1 of 2
Bryant Sperry
Kim Cowart reaches mile 26 of the 2013 Boston Marathon.

It’s April, and for many runners that means one thing: the Boston Marathon.

I’ve had the privilege of running Boston five times from 2010-14. Things have changed since 2013, but the race is still like no other. For those running for the first time, and even for those spectating, I have a few tips to make your Boston experience one you’ll never forget.

First, buy the Boston Celebration jacket. I’m not sponsored by Adidas, and I admit the jacket is expensive and not always the most attractive. But every time I slip one on, I feel part of a special club. It reminds me I can do hard things. If you want to avoid the expo lines, you can purchase them online now. You can still exchange them at the expo if they don’t fit. If you do purchase it at the expo and you’re a smaller size, go early before they sell out.

Second, plan to either discard or run with whatever you take with you to the start line. You can’t bring bags with you to Hopkinton. If you want your items waiting for you at the finish, there are bag drop-offs at Boston Common. Make sure you take your bag to the bus number that corresponds with your bib number, and your clothing, food, keys, etc., will be waiting for you when you finish.

Third, make arrangements to have dry clothes or something warm to wear at the finish. Whether you leave it in your drop bag or have a spectator greet you with a sweatshirt, you will be glad you did.

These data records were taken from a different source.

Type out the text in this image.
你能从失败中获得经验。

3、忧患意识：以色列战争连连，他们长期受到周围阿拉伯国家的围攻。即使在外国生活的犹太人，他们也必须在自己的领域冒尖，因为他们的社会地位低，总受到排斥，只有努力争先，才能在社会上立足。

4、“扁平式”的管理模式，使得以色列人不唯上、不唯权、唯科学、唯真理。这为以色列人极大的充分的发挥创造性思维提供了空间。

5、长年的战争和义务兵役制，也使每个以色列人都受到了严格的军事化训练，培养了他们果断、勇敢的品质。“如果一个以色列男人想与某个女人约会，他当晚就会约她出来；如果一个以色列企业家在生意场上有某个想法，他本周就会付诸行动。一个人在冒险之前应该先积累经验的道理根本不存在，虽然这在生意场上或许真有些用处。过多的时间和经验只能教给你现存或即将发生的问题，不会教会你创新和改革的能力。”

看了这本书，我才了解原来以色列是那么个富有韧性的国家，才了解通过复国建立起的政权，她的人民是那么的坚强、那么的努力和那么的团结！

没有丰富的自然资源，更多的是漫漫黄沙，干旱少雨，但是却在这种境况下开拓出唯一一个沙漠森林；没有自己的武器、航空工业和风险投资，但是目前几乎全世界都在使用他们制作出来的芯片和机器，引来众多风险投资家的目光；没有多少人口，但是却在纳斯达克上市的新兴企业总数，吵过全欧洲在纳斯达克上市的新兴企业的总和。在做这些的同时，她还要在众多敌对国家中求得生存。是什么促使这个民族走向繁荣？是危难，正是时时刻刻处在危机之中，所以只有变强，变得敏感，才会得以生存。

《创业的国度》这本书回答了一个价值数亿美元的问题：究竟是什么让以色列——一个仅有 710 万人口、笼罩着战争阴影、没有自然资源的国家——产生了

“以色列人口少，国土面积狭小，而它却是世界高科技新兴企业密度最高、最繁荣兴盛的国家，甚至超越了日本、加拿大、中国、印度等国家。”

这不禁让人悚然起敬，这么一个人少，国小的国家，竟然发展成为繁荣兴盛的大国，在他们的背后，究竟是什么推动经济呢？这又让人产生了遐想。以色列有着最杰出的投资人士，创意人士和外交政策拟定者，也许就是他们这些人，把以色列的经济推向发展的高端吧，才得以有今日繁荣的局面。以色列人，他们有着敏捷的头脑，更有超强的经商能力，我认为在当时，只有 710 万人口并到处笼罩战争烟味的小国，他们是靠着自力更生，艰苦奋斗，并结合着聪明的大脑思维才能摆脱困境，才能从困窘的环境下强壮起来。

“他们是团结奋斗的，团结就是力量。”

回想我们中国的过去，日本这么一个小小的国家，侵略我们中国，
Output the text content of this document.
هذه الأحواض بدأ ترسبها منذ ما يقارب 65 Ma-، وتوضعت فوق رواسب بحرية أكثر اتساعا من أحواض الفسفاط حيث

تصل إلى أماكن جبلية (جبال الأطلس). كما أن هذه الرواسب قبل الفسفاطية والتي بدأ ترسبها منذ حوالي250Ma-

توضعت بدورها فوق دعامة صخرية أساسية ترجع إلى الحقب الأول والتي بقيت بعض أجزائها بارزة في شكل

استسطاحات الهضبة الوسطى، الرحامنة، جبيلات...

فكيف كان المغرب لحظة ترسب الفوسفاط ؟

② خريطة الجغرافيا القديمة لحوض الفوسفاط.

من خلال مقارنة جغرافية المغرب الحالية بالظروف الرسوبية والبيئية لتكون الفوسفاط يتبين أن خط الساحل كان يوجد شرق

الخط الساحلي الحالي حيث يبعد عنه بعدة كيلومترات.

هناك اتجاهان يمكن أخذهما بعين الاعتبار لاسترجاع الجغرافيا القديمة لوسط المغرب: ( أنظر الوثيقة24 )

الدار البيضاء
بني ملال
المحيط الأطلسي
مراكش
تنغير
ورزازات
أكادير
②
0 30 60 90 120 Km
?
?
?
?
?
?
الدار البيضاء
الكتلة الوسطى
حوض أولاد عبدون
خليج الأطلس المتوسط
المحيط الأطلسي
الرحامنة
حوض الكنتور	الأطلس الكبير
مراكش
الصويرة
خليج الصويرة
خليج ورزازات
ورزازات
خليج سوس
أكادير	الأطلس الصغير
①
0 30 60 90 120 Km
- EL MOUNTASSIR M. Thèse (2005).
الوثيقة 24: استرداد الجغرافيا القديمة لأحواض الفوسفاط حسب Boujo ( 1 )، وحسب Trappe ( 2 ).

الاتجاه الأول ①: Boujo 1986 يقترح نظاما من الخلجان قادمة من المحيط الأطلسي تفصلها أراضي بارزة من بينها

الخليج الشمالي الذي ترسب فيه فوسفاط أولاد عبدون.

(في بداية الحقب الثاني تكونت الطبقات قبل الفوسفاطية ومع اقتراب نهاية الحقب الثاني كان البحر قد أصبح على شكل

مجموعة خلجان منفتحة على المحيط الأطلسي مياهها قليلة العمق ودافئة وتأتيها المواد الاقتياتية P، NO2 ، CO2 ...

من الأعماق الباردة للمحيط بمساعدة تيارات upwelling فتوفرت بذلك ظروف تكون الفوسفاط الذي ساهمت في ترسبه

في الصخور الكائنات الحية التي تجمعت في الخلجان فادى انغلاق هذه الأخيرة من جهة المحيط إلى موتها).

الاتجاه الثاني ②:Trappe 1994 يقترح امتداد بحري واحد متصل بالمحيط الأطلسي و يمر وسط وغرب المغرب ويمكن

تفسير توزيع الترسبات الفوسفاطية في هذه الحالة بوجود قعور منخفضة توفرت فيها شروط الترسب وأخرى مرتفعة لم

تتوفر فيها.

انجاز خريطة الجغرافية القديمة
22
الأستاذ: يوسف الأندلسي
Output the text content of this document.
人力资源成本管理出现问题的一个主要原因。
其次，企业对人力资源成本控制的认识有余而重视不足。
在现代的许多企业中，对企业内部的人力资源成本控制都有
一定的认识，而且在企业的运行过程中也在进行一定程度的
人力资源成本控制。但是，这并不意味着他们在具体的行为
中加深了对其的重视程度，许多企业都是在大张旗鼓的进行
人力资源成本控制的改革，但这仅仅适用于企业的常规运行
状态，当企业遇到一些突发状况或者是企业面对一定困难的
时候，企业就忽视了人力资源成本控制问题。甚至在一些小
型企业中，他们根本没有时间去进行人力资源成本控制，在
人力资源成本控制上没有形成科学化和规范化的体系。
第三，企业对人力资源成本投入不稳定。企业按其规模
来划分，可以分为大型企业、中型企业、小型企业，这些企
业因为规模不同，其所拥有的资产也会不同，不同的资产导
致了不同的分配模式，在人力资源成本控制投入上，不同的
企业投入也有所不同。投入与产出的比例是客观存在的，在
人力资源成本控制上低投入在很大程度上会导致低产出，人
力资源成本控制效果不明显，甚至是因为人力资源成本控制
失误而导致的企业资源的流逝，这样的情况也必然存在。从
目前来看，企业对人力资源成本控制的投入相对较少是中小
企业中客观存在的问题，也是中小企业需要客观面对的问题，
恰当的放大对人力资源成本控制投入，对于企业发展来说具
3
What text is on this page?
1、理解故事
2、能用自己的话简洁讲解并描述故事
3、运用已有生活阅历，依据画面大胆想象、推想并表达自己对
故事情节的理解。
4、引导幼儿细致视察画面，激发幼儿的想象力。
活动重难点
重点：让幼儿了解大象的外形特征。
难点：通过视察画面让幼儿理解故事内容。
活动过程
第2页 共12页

It may be awhile before you can get back to your hotel, and it gets chilly fast. You may also want to have something to eat waiting for you, too. There is food at the finish line, but a banana and chips aren't much if it’s going to be a couple hours before you get back to your hotel.

Fourth, if you’re the type of person who likes to be cheered on, or just need a boost when Heartbreak Hill looms ahead, put your name on the front of your shirt. You will find the entire marathon route is full of your best friends cheering you on by name. Fair warning, if your shirt has any writing other than your name, they will cheer you by that name, too. You’ll finish thinking you really are Nike.

Fifth, if you have friends or family who want to watch you run down Boylston Street, they should plan to find their viewing spot well before the wheelchair division starts their race. It makes for a long day, but crowds gather early. It's anything but boring and it's not long before the elites make their way to the finish. My husband loves watching the elites finish as much as I love running the event. It’s a moving, emotional experience not to be missed.

Sixth, the easiest way for spectators to meet up with their runner is to stand on the right-hand side of the runners headed toward the finish line. This way they avoid walking up and around Boston Common to get to the family meeting area. My family usually stands in front of the Hynes Convention Center. The bag pickup and meet-up areas are all behind the convention center. In 2014, there were plenty of security check areas. To make it through quicker, spectators should leave purses at home.

Seventh, determine where you will meet before race day and stick to it. Make sure everyone knows how to find the pre-determined spot, whether it's the designated family area or some other landmark. Be patient. It will take time for everyone to make their way there.

Eighth, even if you don’t normally run with a phone, I recommend running Boston with one. I was there in 2013, so assuming the worst, you want a way to get in touch with loved ones. In the best-case scenario, the finish area is congested and can be confusing.

Comment on this story

Ninth, leave the music behind. You’re in Boston! Soak in the sights and sounds. Strike up a conversation with another runner. Listen to the crowds cheer you on. The last thing you want is to be distracted. Feel all the feels.

Last, but definitely not least, enjoy. Seriously! Boston is the only race I’ve ever run where people congratulate you before you even start. Soak it in. Take pictures. Appreciate the history you're running through. High-five kids in Framingham. Pump your fists through the crowds at Heartbreak Hill. Kiss, or hug, a girl from Wellesley. Boston is a celebration of life, freedom and joy. Is it any wonder it’s run on Patriot’s Day in spring?

Good luck to all, and run Boston Strong.